La perspectiva psicoterapéutica no rechazaría estos factores económicos, ni argumentaría que la ira es un fenómeno nuevo. Pero hay elementos del viaje emocional humano que son novedosos y están impulsados por las condiciones modernas. Aaron Balick, psicoterapeuta y autor de un relato académico perspicaz y sorprendentemente legible, The Psychodynamics of Social Networking (La psicodinámica de las redes sociales), afirma: “Creo que sin duda la ira se expresa más. Lo que se ve de ella es una consecuencia del contagio emocional, del que creo que los medios sociales son en parte responsables. Hay un efecto de contagio de la ira: alguien la expresa y esto lleva a otra persona a expresarla también”. Desde el punto de vista psicológico, lo importante no es la emoción, sino lo que haces con ella; si la desahogas, la procesas o la reprimes.
Estamos en una época en la que el hecho desencadenante puede ser algo tan trivial como un imbécil malhumorado al que no le gustan los desnudos. Gracias a Facebook, 15.000 personas pueden obtener una emoción justa de rabia expresada. Dondequiera que nos encontremos en la curva de Kondratiev, la nuestra es una experiencia de vida materialmente diferente a la que sólo se reuniría en furia por algo serio, como destruir una reja de arado o quemar a una bruja.

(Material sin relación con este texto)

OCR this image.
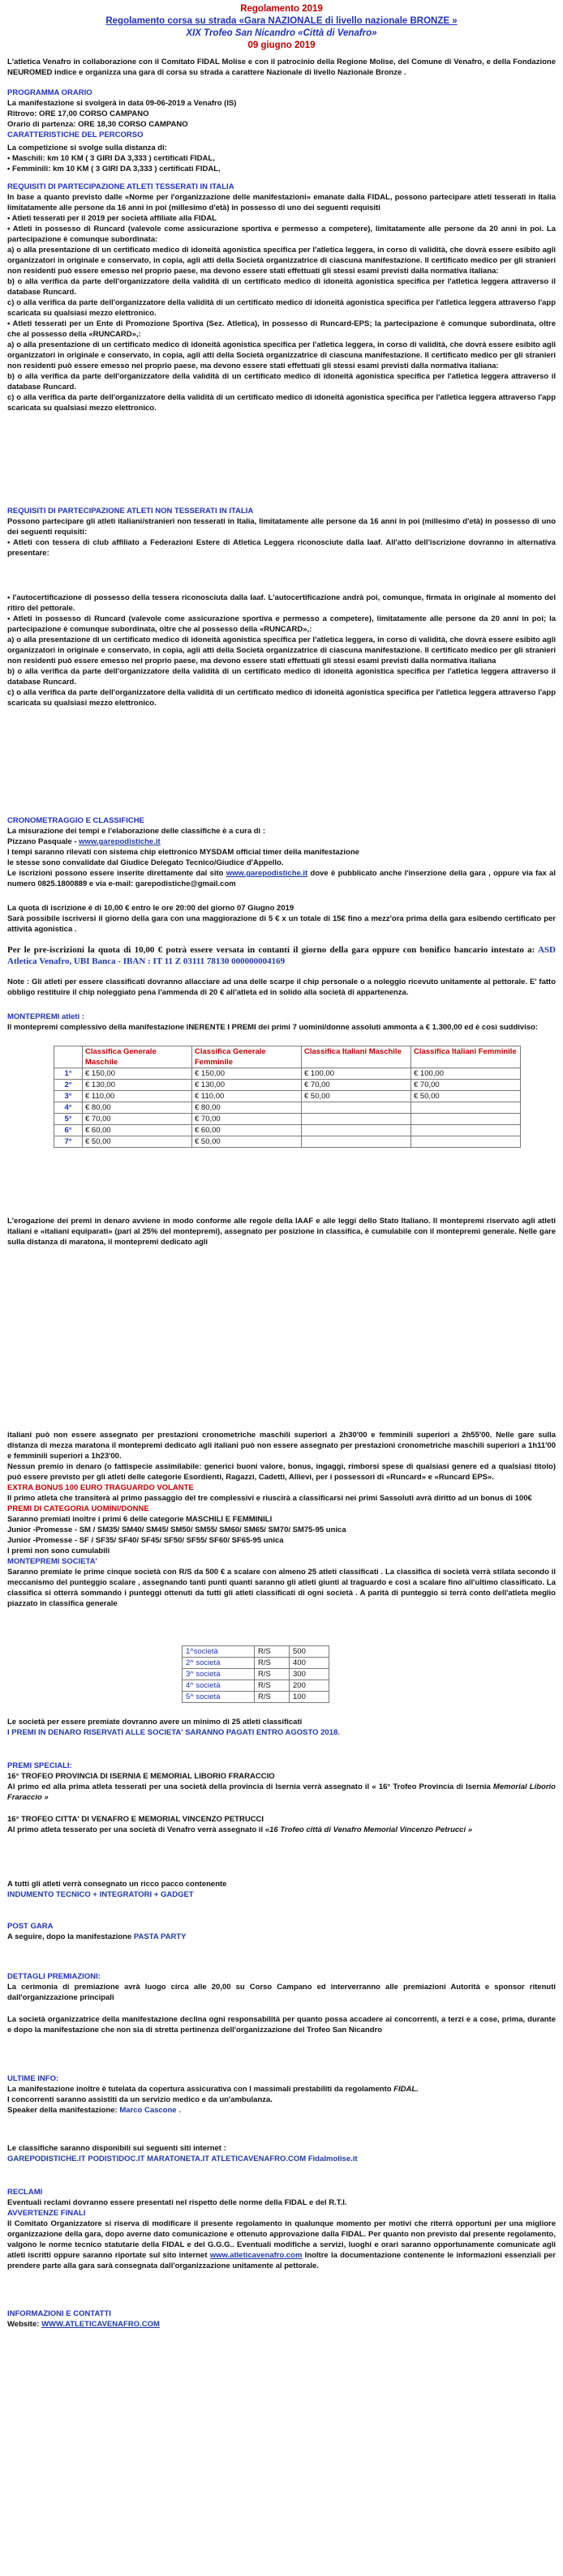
Regolamento 2019

Regolamento corsa su strada «Gara NAZIONALE di livello nazionale BRONZE »

XIX Trofeo San Nicandro «Città di Venafro»

09 giugno 2019

L'atletica Venafro in collaborazione con il Comitato FIDAL Molise e con il patrocinio della Regione Molise, del Comune di Venafro, e della Fondazione NEUROMED indice e organizza una gara di corsa su strada a carattere Nazionale di livello Nazionale Bronze .

PROGRAMMA ORARIO

La manifestazione si svolgerà in data 09-06-2019 a Venafro (IS)

Ritrovo: ORE 17,00 CORSO CAMPANO

Orario di partenza: ORE 18,30 CORSO CAMPANO

CARATTERISTICHE DEL PERCORSO

La competizione si svolge sulla distanza di:

• Maschili: km 10 KM ( 3 GIRI DA 3,333 ) certificati FIDAL,

• Femminili: km 10 KM ( 3 GIRI DA 3,333 ) certificati FIDAL,

REQUISITI DI PARTECIPAZIONE ATLETI TESSERATI IN ITALIA

In base a quanto previsto dalle «Norme per l'organizzazione delle manifestazioni» emanate dalla FIDAL, possono partecipare atleti tesserati in Italia limitatamente alle persone da 16 anni in poi (millesimo d'età) in possesso di uno dei seguenti requisiti

• Atleti tesserati per il 2019 per società affiliate alla FIDAL

• Atleti in possesso di Runcard (valevole come assicurazione sportiva e permesso a competere), limitatamente alle persone da 20 anni in poi. La partecipazione è comunque subordinata:

a) o alla presentazione di un certificato medico di idoneità agonistica specifica per l'atletica leggera, in corso di validità, che dovrà essere esibito agli organizzatori in originale e conservato, in copia, agli atti della Società organizzatrice di ciascuna manifestazione. Il certificato medico per gli stranieri non residenti può essere emesso nel proprio paese, ma devono essere stati effettuati gli stessi esami previsti dalla normativa italiana:

b) o alla verifica da parte dell'organizzatore della validità di un certificato medico di idoneità agonistica specifica per l'atletica leggera attraverso il database Runcard.

c) o alla verifica da parte dell'organizzatore della validità di un certificato medico di idoneità agonistica specifica per l'atletica leggera attraverso l'app scaricata su qualsiasi mezzo elettronico.

• Atleti tesserati per un Ente di Promozione Sportiva (Sez. Atletica), in possesso di Runcard-EPS; la partecipazione è comunque subordinata, oltre che al possesso della «RUNCARD»,:

a) o alla presentazione di un certificato medico di idoneità agonistica specifica per l'atletica leggera, in corso di validità, che dovrà essere esibito agli organizzatori in originale e conservato, in copia, agli atti della Società organizzatrice di ciascuna manifestazione. Il certificato medico per gli stranieri non residenti può essere emesso nel proprio paese, ma devono essere stati effettuati gli stessi esami previsti dalla normativa italiana:

b) o alla verifica da parte dell'organizzatore della validità di un certificato medico di idoneità agonistica specifica per l'atletica leggera attraverso il database Runcard.

c) o alla verifica da parte dell'organizzatore della validità di un certificato medico di idoneità agonistica specifica per l'atletica leggera attraverso l'app scaricata su qualsiasi mezzo elettronico.

REQUISITI DI PARTECIPAZIONE ATLETI NON TESSERATI IN ITALIA

Possono partecipare gli atleti italiani/stranieri non tesserati in Italia, limitatamente alle persone da 16 anni in poi (millesimo d'età) in possesso di uno dei seguenti requisiti:

• Atleti con tessera di club affiliato a Federazioni Estere di Atletica Leggera riconosciute dalla Iaaf. All'atto dell'iscrizione dovranno in alternativa presentare:

• l'autocertificazione di possesso della tessera riconosciuta dalla Iaaf. L'autocertificazione andrà poi, comunque, firmata in originale al momento del ritiro del pettorale.

• Atleti in possesso di Runcard (valevole come assicurazione sportiva e permesso a competere), limitatamente alle persone da 20 anni in poi; la partecipazione è comunque subordinata, oltre che al possesso della «RUNCARD»,:

a) o alla presentazione di un certificato medico di idoneità agonistica specifica per l'atletica leggera, in corso di validità, che dovrà essere esibito agli organizzatori in originale e conservato, in copia, agli atti della Società organizzatrice di ciascuna manifestazione. Il certificato medico per gli stranieri non residenti può essere emesso nel proprio paese, ma devono essere stati effettuati gli stessi esami previsti dalla normativa italiana

b) o alla verifica da parte dell'organizzatore della validità di un certificato medico di idoneità agonistica specifica per l'atletica leggera attraverso il database Runcard.

c) o alla verifica da parte dell'organizzatore della validità di un certificato medico di idoneità agonistica specifica per l'atletica leggera attraverso l'app scaricata su qualsiasi mezzo elettronico.

CRONOMETRAGGIO E CLASSIFICHE

La misurazione dei tempi e l'elaborazione delle classifiche è a cura di :

Pizzano Pasquale - www.garepodistiche.it

I tempi saranno rilevati con sistema chip elettronico MYSDAM official timer della manifestazione

le stesse sono convalidate dal Giudice Delegato Tecnico/Giudice d'Appello.

Le iscrizioni possono essere inserite direttamente dal sito www.garepodistiche.it dove è pubblicato anche l'inserzione della gara , oppure via fax al numero 0825.1800889 e via e-mail: garepodistiche@gmail.com

La quota di iscrizione è di 10,00 € entro le ore 20:00 del giorno 07 Giugno 2019

Sarà possibile iscriversi il giorno della gara con una maggiorazione di 5 € x un totale di 15€ fino a mezz'ora prima della gara esibendo certificato per attività agonistica .

Per le pre-iscrizioni la quota di 10,00 € potrà essere versata in contanti il giorno della gara oppure con bonifico bancario intestato a: ASD Atletica Venafro, UBI Banca - IBAN : IT 11 Z 03111 78130 000000004169

Note : Gli atleti per essere classificati dovranno allacciare ad una delle scarpe il chip personale o a noleggio ricevuto unitamente al pettorale. E' fatto obbligo restituire il chip noleggiato pena l'ammenda di 20 € all'atleta ed in solido alla società di appartenenza.

MONTEPREMI atleti :

Il montepremi complessivo della manifestazione INERENTE I PREMI dei primi 7 uomini/donne assoluti ammonta a € 1.300,00 ed è così suddiviso:

	Classifica Generale Maschile	Classifica Generale Femminile	Classifica Italiani Maschile	Classifica Italiani Femminile
1°	€ 150,00	€ 150,00	€ 100,00	€ 100,00
2°	€ 130,00	€ 130,00	€ 70,00	€ 70,00
3°	€ 110,00	€ 110,00	€ 50,00	€ 50,00
4°	€ 80,00	€ 80,00		
5°	€ 70,00	€ 70,00		
6°	€ 60,00	€ 60,00		
7°	€ 50,00	€ 50,00		
L'erogazione dei premi in denaro avviene in modo conforme alle regole della IAAF e alle leggi dello Stato Italiano. Il montepremi riservato agli atleti italiani e «italiani equiparati» (pari al 25% del montepremi), assegnato per posizione in classifica, è cumulabile con il montepremi generale. Nelle gare sulla distanza di maratona, il montepremi dedicato agli

italiani può non essere assegnato per prestazioni cronometriche maschili superiori a 2h30'00 e femminili superiori a 2h55'00. Nelle gare sulla distanza di mezza maratona il montepremi dedicato agli italiani può non essere assegnato per prestazioni cronometriche maschili superiori a 1h11'00 e femminili superiori a 1h23'00.

Nessun premio in denaro (o fattispecie assimilabile: generici buoni valore, bonus, ingaggi, rimborsi spese di qualsiasi genere ed a qualsiasi titolo) può essere previsto per gli atleti delle categorie Esordienti, Ragazzi, Cadetti, Allievi, per i possessori di «Runcard» e «Runcard EPS».

EXTRA BONUS 100 EURO TRAGUARDO VOLANTE

Il primo atleta che transiterà al primo passaggio del tre complessivi e riuscirà a classificarsi nei primi Sassoluti avrà diritto ad un bonus di 100€

PREMI DI CATEGORIA UOMINI/DONNE

Saranno premiati inoltre i primi 6 delle categorie MASCHILI E FEMMINILI

Junior -Promesse - SM / SM35/ SM40/ SM45/ SM50/ SM55/ SM60/ SM65/ SM70/ SM75-95 unica

Junior -Promesse - SF / SF35/ SF40/ SF45/ SF50/ SF55/ SF60/ SF65-95 unica

I premi non sono cumulabili

MONTEPREMI SOCIETA'

Saranno premiate le prime cinque società con R/S da 500 € a scalare con almeno 25 atleti classificati . La classifica di società verrà stilata secondo il meccanismo del punteggio scalare , assegnando tanti punti quanti saranno gli atleti giunti al traguardo e così a scalare fino all'ultimo classificato. La classifica si otterrà sommando i punteggi ottenuti da tutti gli atleti classificati di ogni società . A parità di punteggio si terrà conto dell'atleta meglio piazzato in classifica generale

1^società	R/S	500
2^ società	R/S	400
3^ società	R/S	300
4^ società	R/S	200
5^ società	R/S	100

Le società per essere premiate dovranno avere un minimo di 25 atleti classificati

I PREMI IN DENARO RISERVATI ALLE SOCIETA' SARANNO PAGATI ENTRO AGOSTO 2018.

PREMI SPECIALI:

16° TROFEO PROVINCIA DI ISERNIA E MEMORIAL LIBORIO FRARACCIO

Al primo ed alla prima atleta tesserati per una società della provincia di Isernia verrà assegnato il « 16° Trofeo Provincia di Isernia Memorial Liborio Fraraccio »

16° TROFEO CITTA' DI VENAFRO E MEMORIAL VINCENZO PETRUCCI

Al primo atleta tesserato per una società di Venafro verrà assegnato il «16 Trofeo città di Venafro Memorial Vincenzo Petrucci »

A tutti gli atleti verrà consegnato un ricco pacco contenente

INDUMENTO TECNICO + INTEGRATORI + GADGET

POST GARA

A seguire, dopo la manifestazione PASTA PARTY

DETTAGLI PREMIAZIONI:

La cerimonia di premiazione avrà luogo circa alle 20,00 su Corso Campano ed interverranno alle premiazioni Autorità e sponsor ritenuti dall'organizzazione principali

La società organizzatrice della manifestazione declina ogni responsabilità per quanto possa accadere ai concorrenti, a terzi e a cose, prima, durante e dopo la manifestazione che non sia di stretta pertinenza dell'organizzazione del Trofeo San Nicandro

ULTIME INFO:

La manifestazione inoltre è tutelata da copertura assicurativa con I massimali prestabiliti da regolamento FIDAL.

I concorrenti saranno assistiti da un servizio medico e da un'ambulanza.

Speaker della manifestazione: Marco Cascone .

Le classifiche saranno disponibili sui seguenti siti internet :

GAREPODISTICHE.IT PODISTIDOC.IT MARATONETA.IT ATLETICAVENAFRO.COM Fidalmolise.it

RECLAMI

Eventuali reclami dovranno essere presentati nel rispetto delle norme della FIDAL e del R.T.I.

AVVERTENZE FINALI

Il Comitato Organizzatore si riserva di modificare il presente regolamento in qualunque momento per motivi che riterrà opportuni per una migliore organizzazione della gara, dopo averne dato comunicazione e ottenuto approvazione dalla FIDAL. Per quanto non previsto dal presente regolamento, valgono le norme tecnico statutarie della FIDAL e del G.G.G.. Eventuali modifiche a servizi, luoghi e orari saranno opportunamente comunicate agli atleti iscritti oppure saranno riportate sul sito internet www.atleticavenafro.com Inoltre la documentazione contenente le informazioni essenziali per prendere parte alla gara sarà consegnata dall'organizzazione unitamente al pettorale.

INFORMAZIONI E CONTATTI

Website: WWW.ATLETICAVENAFRO.COM
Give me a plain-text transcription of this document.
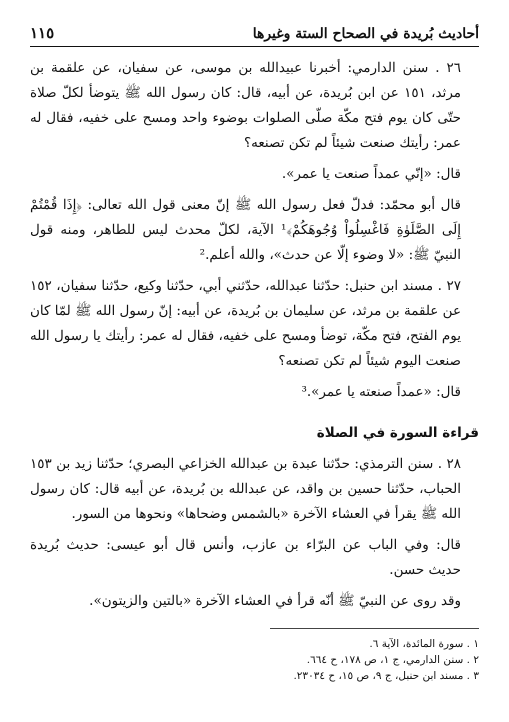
أحاديث بُريدة في الصحاح الستة وغيرها
١١٥

٢٦ . سنن الدارمي: أخبرنا عبيدالله بن موسى، عن سفيان، عن علقمة بن مرثد، ١٥١ عن ابن بُريدة، عن أبيه، قال: كان رسول الله ﷺ يتوضأ لكلّ صلاة حتّى كان يوم فتح مكّة صلّى الصلوات بوضوء واحد ومسح على خفيه، فقال له عمر: رأيتك صنعت شيئاً لم تكن تصنعه؟

قال: «إنّي عمداً صنعت يا عمر».

قال أبو محمّد: فدلّ فعل رسول الله ﷺ إنّ معنى قول الله تعالى: ﴿إِذَا قُمْتُمْ إِلَى الصَّلَوٰةِ فَاغْسِلُواْ وُجُوهَكُمْ﴾¹ الآية، لكلّ محدث ليس للطاهر، ومنه قول النبيّ ﷺ: «لا وضوء إلّا عن حدث»، والله أعلم.²

٢٧ . مسند ابن حنبل: حدّثنا عبدالله، حدّثني أبي، حدّثنا وكيع، حدّثنا سفيان، ١٥٢ عن علقمة بن مرثد، عن سليمان بن بُريدة، عن أبيه: إنّ رسول الله ﷺ لمّا كان يوم الفتح، فتح مكّة، توضأ ومسح على خفيه، فقال له عمر: رأيتك يا رسول الله صنعت اليوم شيئاً لم تكن تصنعه؟

قال: «عمداً صنعته يا عمر».³

قراءة السورة في الصلاة

٢٨ . سنن الترمذي: حدّثنا عبدة بن عبدالله الخزاعي البصري؛ حدّثنا زيد بن ١٥٣ الحباب، حدّثنا حسين بن واقد، عن عبدالله بن بُريدة، عن أبيه قال: كان رسول الله ﷺ يقرأ في العشاء الآخرة «بالشمس وضحاها» ونحوها من السور.

قال: وفي الباب عن البرّاء بن عازب، وأنس قال أبو عيسى: حديث بُريدة حديث حسن.

وقد روى عن النبيّ ﷺ أنّه قرأ في العشاء الآخرة «بالتين والزيتون».

١ . سورة المائدة، الآية ٦.

٢ . سنن الدارمي، ج ١، ص ١٧٨، ح ٦٦٤.

٣ . مسند ابن حنبل، ج ٩، ص ١٥، ح ٢٣٠٣٤.
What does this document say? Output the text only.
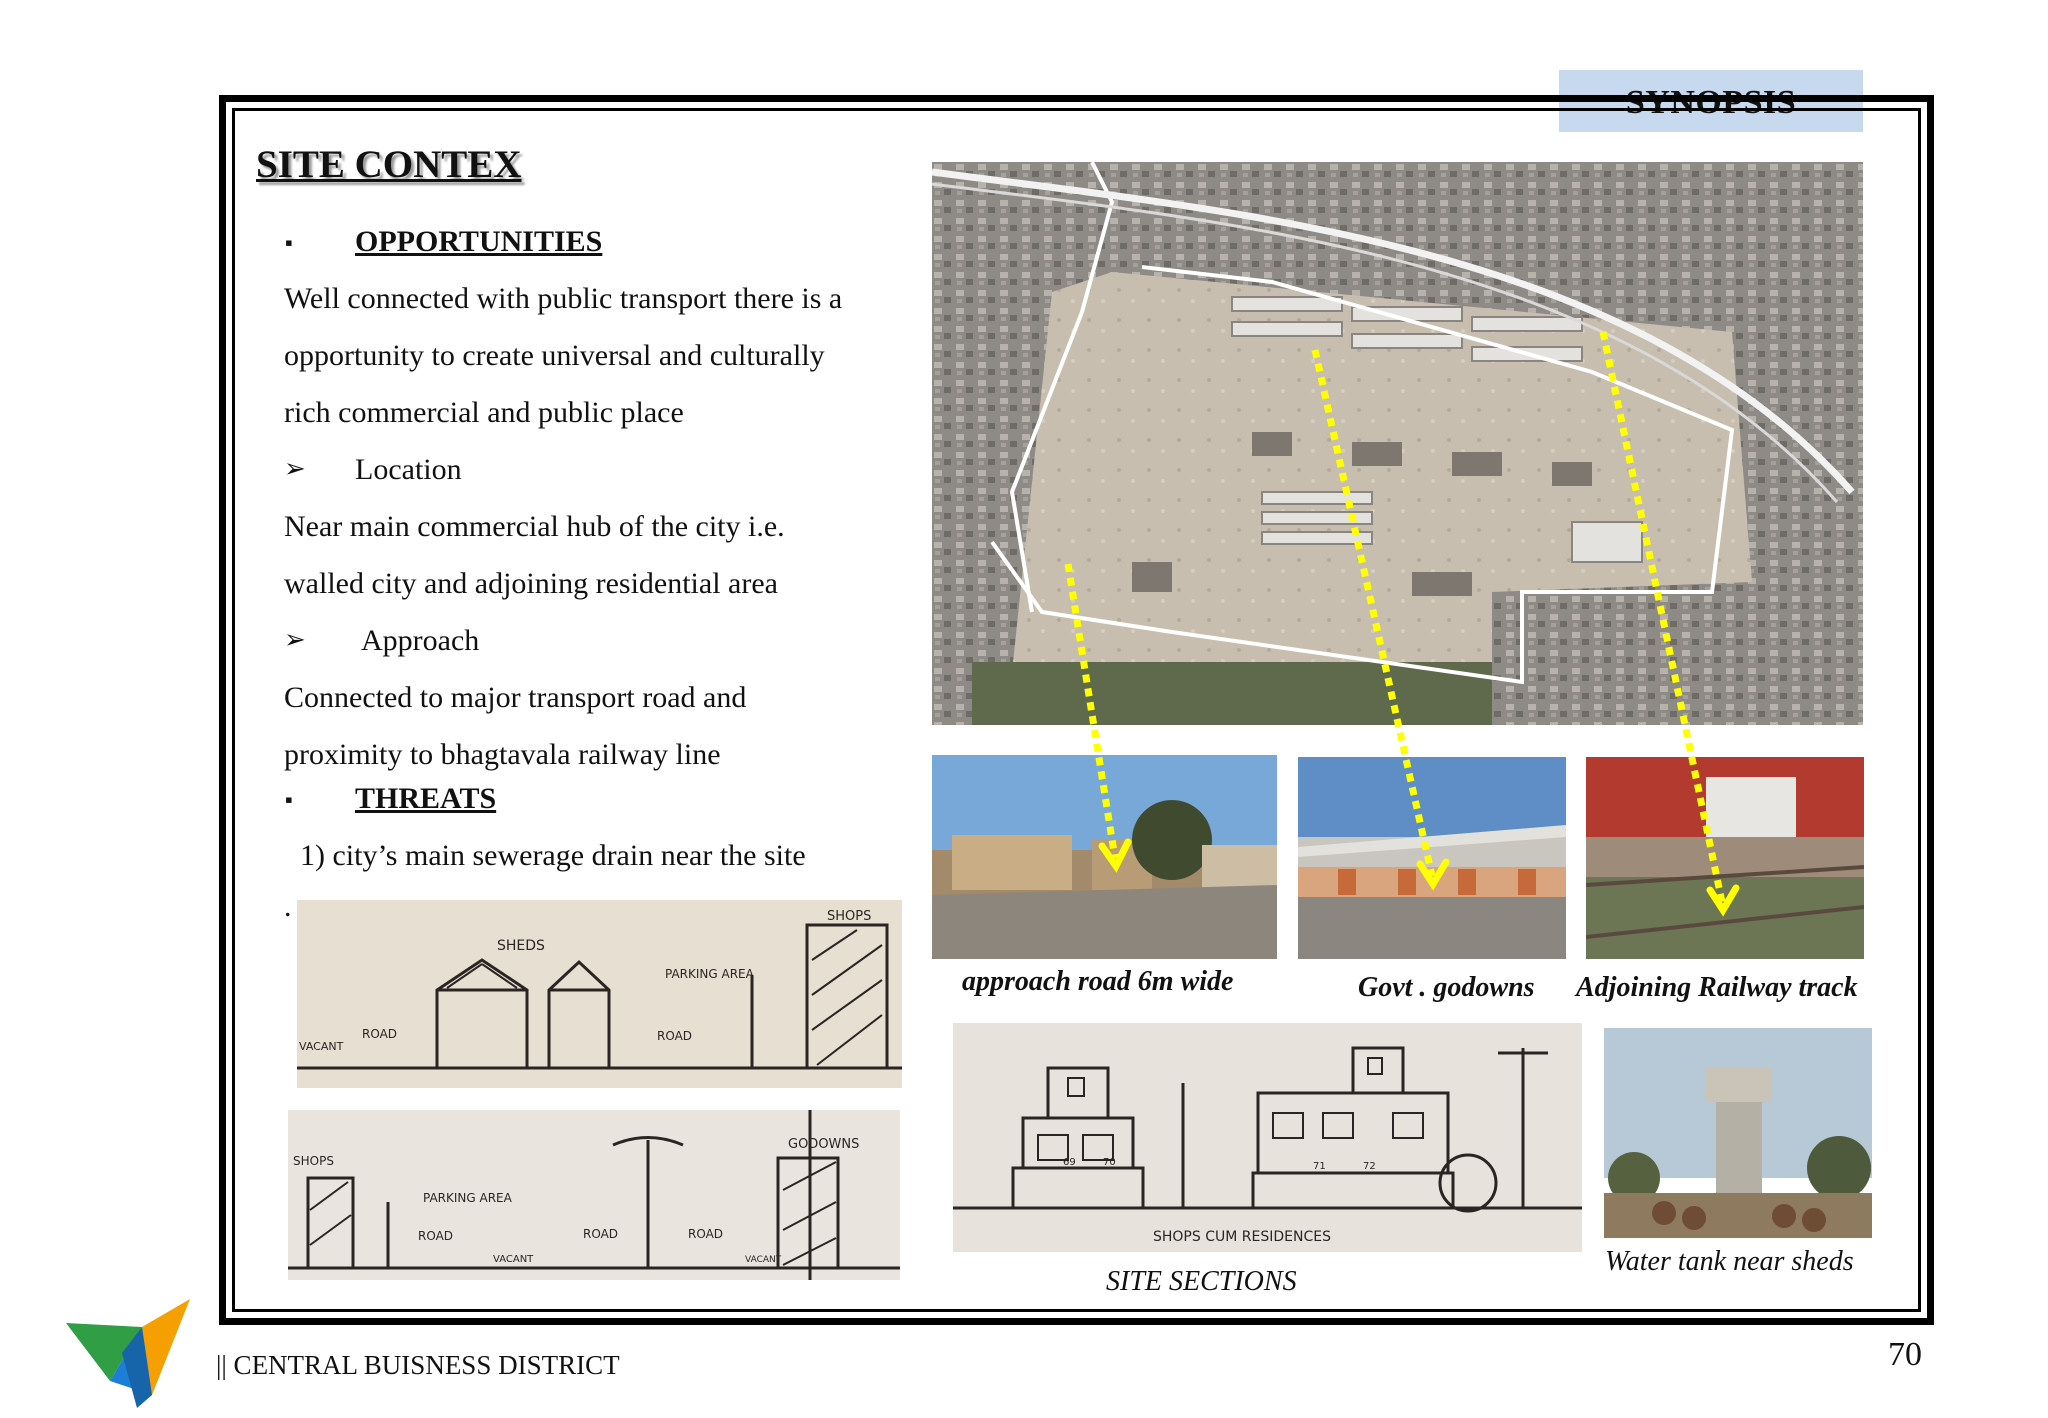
SYNOPSIS
SITE CONTEX
▪ OPPORTUNITIES
Well connected with public transport there is a
opportunity to create universal and culturally
rich commercial and public place
➢ Location
Near main commercial hub of the city i.e.
walled city and adjoining residential area
➢ Approach
Connected to major transport road and
proximity to bhagtavala railway line
▪ THREATS
1) city’s main sewerage drain near the site
.
SHEDS
SHOPS
PARKING AREA
ROAD	ROAD
VACANT
SHOPS
PARKING AREA
ROAD	ROAD	ROAD
VACANT	VACANT
GODOWNS
69	70	71	72
SHOPS CUM RESIDENCES
approach road 6m wide	Govt . godowns Adjoining Railway track
SITE SECTIONS
Water tank near sheds
|| CENTRAL BUISNESS DISTRICT	70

“La histeria ya no es un término especialmente correcto desde el punto de vista político, porque es algo misógino, pero tiene un significado técnico”, dice Balick. “Una respuesta emocional histérica es cuando tienes demasiadas emociones, porque no estás en contacto con el sentimiento fundacional. Un ejemplo sería la queja en la oficina. Todo el mundo en la oficina se queja y se convierte en una negatividad histérica que nunca se trata a sí misma; nadie la lleva adelante”. Esto tiene el golpe de martillo de la verdad profunda. Sólo he trabajado en un par de oficinas, pero siempre había un suave bullicio de quejas, en el que se forjaban conexiones importantes e íntimas por la queja compartida, pero que se sustentaba en una renuncia deliberada al poder. Te quejabas exactamente porque no tenías la intención de abordar la queja de forma significativa.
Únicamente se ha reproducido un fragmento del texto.